“Masters, be just and fair to your slaves. Remember that you also have a Master—in heaven. Devote yourselves to prayer with an alert mind and a thankful heart. Pray for us, too, that God will give us many opportunities to speak about his mysterious plan concerning Christ. That is why I am here in chains. Pray that I will proclaim this message as clearly as I should. Live wisely among those who are not believers, and make the most of every opportunity. Let your conversation be gracious and attractive so that you will have the right response for everyone.”
- As Paul begins the last chapter in Colossians, he tackles the inward and outward life. In these five short verses he makes an appeal to the hidden life of prayer as well as public living before a watching world. He says we should be devoted to prayer but also making the most of every opportunity to speak about Christ.
- “The word for ‘devote yourselves’ (proskartereite), used ten times in the NT, is translated in a variety of ways – ‘continue,’ ‘continue instant,’ continue steadfastly.’ Built on a root meaning ‘to be strong,’ it always connotes earnest adherence to a person or thing. In this passage it implies persistence and fervor.” (Expositor’s Bible Commentary)
- So first Paul calls the believers of Colossae to be devoted to prayer. I find this a daily challenge. There are so many “tasks” from the moment my feet hit the floor – dishwashers to unload, emails to answer, kids with needs, and laundry – we have to be devoted to it whether we want to or not – it “continues steadfastly” in the Spoelstra house.
- I need a challenge like Paul’s to be devoted to prayer. My tendency toward self-reliance and checking off my to-do list doesn’t naturally lend itself to the stillness, authenticity, and discipline of getting before my Creator and talking and listening. However, as I devote myself to the practice – I find several things:
- I worry less and trust more.
- The delineation of the urgent and the important become more clear.
- I hear God’s needed guidance and direction as I ask and then listen.
- Next, this passage flows from the inward life of prayer to the public life. How do I behave around other believers and also those who don’t follow Christ? Paul reminds us to live with right responses. He tells us our speech should be gracious and attractive. Christians have a bad track record with this. History shows us a group of people who sometimes claimed the name of Christ while committing atrocities or using faith as a weapon to manipulate rather than love.
- If you wore a hidden camera throughout the day, would it reveal that you are devoted to prayer?

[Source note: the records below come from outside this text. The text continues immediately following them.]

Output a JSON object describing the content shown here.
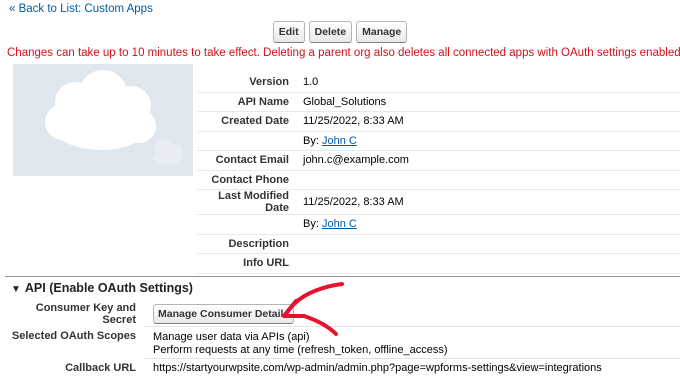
{
  "nav": {
    "back_link": "« Back to List: Custom Apps"
  },
  "toolbar": {
    "edit": "Edit",
    "delete": "Delete",
    "manage": "Manage"
  },
  "warning": "Changes can take up to 10 minutes to take effect. Deleting a parent org also deletes all connected apps with OAuth settings enabled.",
  "details": {
    "version_label": "Version",
    "version": "1.0",
    "api_name_label": "API Name",
    "api_name": "Global_Solutions",
    "created_label": "Created Date",
    "created_date": "11/25/2022, 8:33 AM",
    "by_label": "By:",
    "created_by": "John C",
    "email_label": "Contact Email",
    "email": "john.c@example.com",
    "phone_label": "Contact Phone",
    "phone": "",
    "modified_label": "Last Modified Date",
    "modified_date": "11/25/2022, 8:33 AM",
    "modified_by": "John C",
    "description_label": "Description",
    "description": "",
    "info_url_label": "Info URL",
    "info_url": ""
  },
  "api_section": {
    "title": "API (Enable OAuth Settings)",
    "consumer_label": "Consumer Key and Secret",
    "manage_button": "Manage Consumer Details",
    "scopes_label": "Selected OAuth Scopes",
    "scope_1": "Manage user data via APIs (api)",
    "scope_2": "Perform requests at any time (refresh_token, offline_access)",
    "callback_label": "Callback URL",
    "callback_url": "https://startyourwpsite.com/wp-admin/admin.php?page=wpforms-settings&view=integrations"
  },
  "colors": {
    "link": "#015ba7",
    "warning": "#d4101a",
    "arrow": "#e8102c",
    "logo_bg": "#dfe6ee"
  }
}
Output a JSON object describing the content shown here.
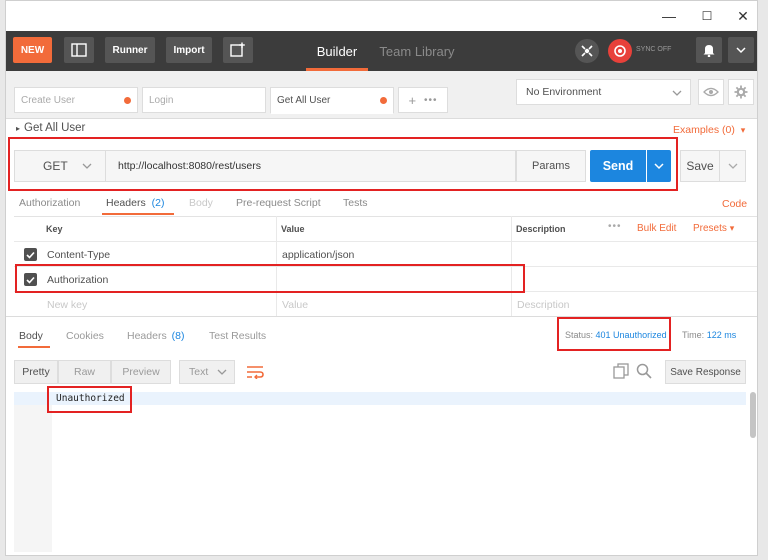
{
  "window_controls": {
    "minimize": "—",
    "maximize": "☐",
    "close": "✕"
  },
  "header": {
    "new_label": "NEW",
    "runner_label": "Runner",
    "import_label": "Import",
    "tabs": [
      {
        "label": "Builder",
        "active": true
      },
      {
        "label": "Team Library",
        "active": false
      }
    ],
    "sync_label": "SYNC OFF"
  },
  "request_tabs": [
    {
      "label": "Create User"
    },
    {
      "label": "Login"
    },
    {
      "label": "Get All User"
    }
  ],
  "environment": {
    "selected": "No Environment"
  },
  "request": {
    "name": "Get All User",
    "examples_label": "Examples (0)",
    "method": "GET",
    "url": "http://localhost:8080/rest/users",
    "params_label": "Params",
    "send_label": "Send",
    "save_label": "Save"
  },
  "request_subtabs": [
    {
      "label": "Authorization"
    },
    {
      "label": "Headers",
      "count": "(2)"
    },
    {
      "label": "Body"
    },
    {
      "label": "Pre-request Script"
    },
    {
      "label": "Tests"
    }
  ],
  "code_label": "Code",
  "headers_table": {
    "columns": [
      "Key",
      "Value",
      "Description"
    ],
    "bulk_edit_label": "Bulk Edit",
    "presets_label": "Presets",
    "rows": [
      {
        "key": "Content-Type",
        "value": "application/json",
        "description": ""
      },
      {
        "key": "Authorization",
        "value": "",
        "description": ""
      }
    ],
    "placeholder": {
      "key": "New key",
      "value": "Value",
      "description": "Description"
    }
  },
  "response_tabs": [
    {
      "label": "Body"
    },
    {
      "label": "Cookies"
    },
    {
      "label": "Headers",
      "count": "(8)"
    },
    {
      "label": "Test Results"
    }
  ],
  "response_status": {
    "status_label": "Status:",
    "status_value": "401 Unauthorized",
    "time_label": "Time:",
    "time_value": "122 ms"
  },
  "view_modes": [
    "Pretty",
    "Raw",
    "Preview"
  ],
  "format_selected": "Text",
  "save_response_label": "Save Response",
  "response_body": "Unauthorized",
  "colors": {
    "accent": "#f26b3a",
    "primary": "#1c86df",
    "header_bg": "#3c3c3c",
    "highlight": "#e32222"
  }
}
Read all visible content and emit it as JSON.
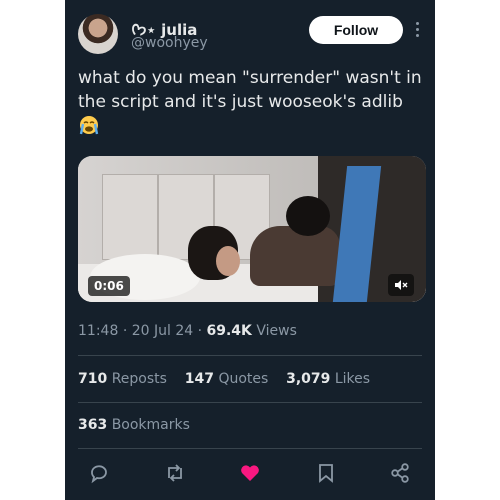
{
  "user": {
    "display_name": "ᢉ𐭩⋆ julia",
    "handle": "@woohyey"
  },
  "follow_label": "Follow",
  "tweet": {
    "text": "what do you mean \"surrender\" wasn't in the script and it's just wooseok's adlib",
    "emoji": "loudly-crying-face"
  },
  "video": {
    "duration": "0:06",
    "mute_icon": "volume-muted-icon"
  },
  "meta": {
    "time": "11:48",
    "date": "20 Jul 24",
    "views_count": "69.4K",
    "views_label": "Views"
  },
  "stats": {
    "reposts_count": "710",
    "reposts_label": "Reposts",
    "quotes_count": "147",
    "quotes_label": "Quotes",
    "likes_count": "3,079",
    "likes_label": "Likes",
    "bookmarks_count": "363",
    "bookmarks_label": "Bookmarks"
  },
  "colors": {
    "background": "#15202b",
    "text": "#e7e9ea",
    "muted": "#8b98a5",
    "like_pink": "#f91880"
  },
  "actions": [
    "reply-icon",
    "repost-icon",
    "like-icon",
    "bookmark-icon",
    "share-icon"
  ]
}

- What needs to change in your priorities in order to spend more time in God’s presence – reading His Word, telling Him all your struggles and victories. I know as I read this text, God’s Spirit is calling me to start journaling prayers again. I’ve gotten away from it – and I miss it. Writing is a way I connect with Jesus, maybe for you its something different – Walks with Jesus in the evenings, getting on your knees or your face for time with Him, setting aside a specific time of the day to pray? Think of one way you can be devoted to prayer today.
- Now, how does your time with Jesus flow into your public life. When you interact with others, is your conversation “gracious and attractive”? God calls us to make the most of every opportunity – even when we are tired, frustrated, or treated poorly. Our response in real life situations speaks much louder than our preaching.
Adoration: Praise God that He wants us to come to Him in prayer continually.
Confession: Admit any ungracious conversations you’ve had recently that might hinder your testimony for Christ. Ask God to reveal any action steps you need to take.
Thanksgiving: Thank God that He gives us new opportunities even when we’ve messed up.
Supplication: Ask God to grow you in the discipline of prayer.